= Artificial stupidity =

Deliberate errors by an artificial intelligence

Artificial stupidity is a term used within the field of computer science to refer to a technique of "dumbing down" computer programs in order to deliberately introduce errors in their responses.

== History ==

Alan Turing, in his 1950 paper Computing Machinery and Intelligence, proposed a test for intelligence which has since become known as the Turing test. While there are a number of different versions, the original test, described by Turing as being based on the "imitation game", involved a "machine intelligence" (a computer running an AI program), a female participant, and an interrogator. Both the AI and the female participant were to claim that they were female, and the interrogator's task was to work out which was the female participant and which was not by examining the participant's responses to typed questions. While it is not clear whether or not Turing intended that the interrogator was to know that one of the participants was a computer, while discussing some of the possible objections to his argument Turing raised the concern that "machines cannot make mistakes".

It is claimed that the interrogator could distinguish the machine from the man simply by setting them a number of problems in arithmetic. The machine would be unmasked because of its deadly accuracy.
— Turing, 1950, page 448

As Turing then noted, the reply to this is a simple one: the machine should not attempt to "give the right answers to the arithmetic problems". Instead, deliberate errors should be introduced to the computer's responses.

== Applications ==
Within computer science, there are at least two major applications for artificial stupidity: the generation of deliberate errors in chatbots attempting to pass the Turing test or to otherwise fool a participant into believing that they are human; and the deliberate limitation of computer AIs in video games in order to control the game's difficulty.

=== Chatbots ===
The first Loebner Prize competition was run in 1991. As reported in The Economist, the winning entry incorporated deliberate errors – described by The Economist as "artificial stupidity" – to fool the judges into believing that it was human. This technique has remained a part of the subsequent Loebner prize competitions, and reflects the issue first raised by Turing.

=== Game design ===
Lars Lidén argues that good game design involves finding a balance between the computer's "intelligence" and the player's ability to win. By finely tuning the level of "artificial stupidity", it is possible to create computer controlled plays that allow the player to win, but do so "without looking unintelligent".

====Algorithms====

There are many ways to deliberately introduce poor decision-making in search algorithms. For example, the minimax algorithm is an adversarial search algorithm that is popularly used in games that require more than one player to compete against each other. The main purpose in this algorithm is to choose a move that maximizes the player's chance of winning and avoid moves that maximize the chance of their opponent winning. An algorithm like this would be extremely beneficial to the computer as computers are able to search thousands of moves ahead. To "dumb down" this algorithm to allow for different difficulty levels, heuristic functions have to be tweaked. Normally, huge points are given in winning states. Tweaking the heuristic by reducing such big payoffs would reduce the chance of the algorithm in choosing the winning state.

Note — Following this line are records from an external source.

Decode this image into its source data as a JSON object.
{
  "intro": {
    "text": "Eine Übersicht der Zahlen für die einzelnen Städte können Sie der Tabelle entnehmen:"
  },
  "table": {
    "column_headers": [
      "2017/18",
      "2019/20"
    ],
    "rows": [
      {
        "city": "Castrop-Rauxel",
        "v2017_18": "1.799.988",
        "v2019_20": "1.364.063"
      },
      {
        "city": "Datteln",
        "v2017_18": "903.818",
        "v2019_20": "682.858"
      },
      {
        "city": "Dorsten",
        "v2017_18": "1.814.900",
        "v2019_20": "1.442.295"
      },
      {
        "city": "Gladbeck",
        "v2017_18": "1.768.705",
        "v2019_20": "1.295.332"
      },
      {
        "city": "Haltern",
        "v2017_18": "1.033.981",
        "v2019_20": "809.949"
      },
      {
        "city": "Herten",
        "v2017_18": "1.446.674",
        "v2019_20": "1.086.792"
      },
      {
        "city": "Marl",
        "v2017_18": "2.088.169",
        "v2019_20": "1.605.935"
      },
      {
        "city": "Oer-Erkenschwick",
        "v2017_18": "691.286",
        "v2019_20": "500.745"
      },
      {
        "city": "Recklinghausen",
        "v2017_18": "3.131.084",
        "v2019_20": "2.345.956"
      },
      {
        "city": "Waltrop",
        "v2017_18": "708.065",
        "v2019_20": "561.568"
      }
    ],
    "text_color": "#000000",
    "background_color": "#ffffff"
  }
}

Creating heuristic functions to allow for stupidity is more difficult than one might think. If a heuristic allows for the best move, the computer opponent would be too omniscient, making the game frustrating and unenjoyable. But if the heuristic is poor, the game might also be unenjoyable. Therefore, a balance of good moves and bad moves in an adversarial game relies on a well-implemented heuristic function.

=== Arguments on artificial stupidity ===

A 1993 editorial in The Economist argues that there is "no practical reason" to attempt to create a machine that mimics the behaviour of a human being, since the purpose of a computer is to perform tasks that humans cannot accomplish alone, or at least not as efficiently. Discussing the winning entry in a 1991 Turing contest, which was programmed to introduce deliberate typing errors into its conversation to fool the judges, the editorial asks: "Who needs a computer that can't type?"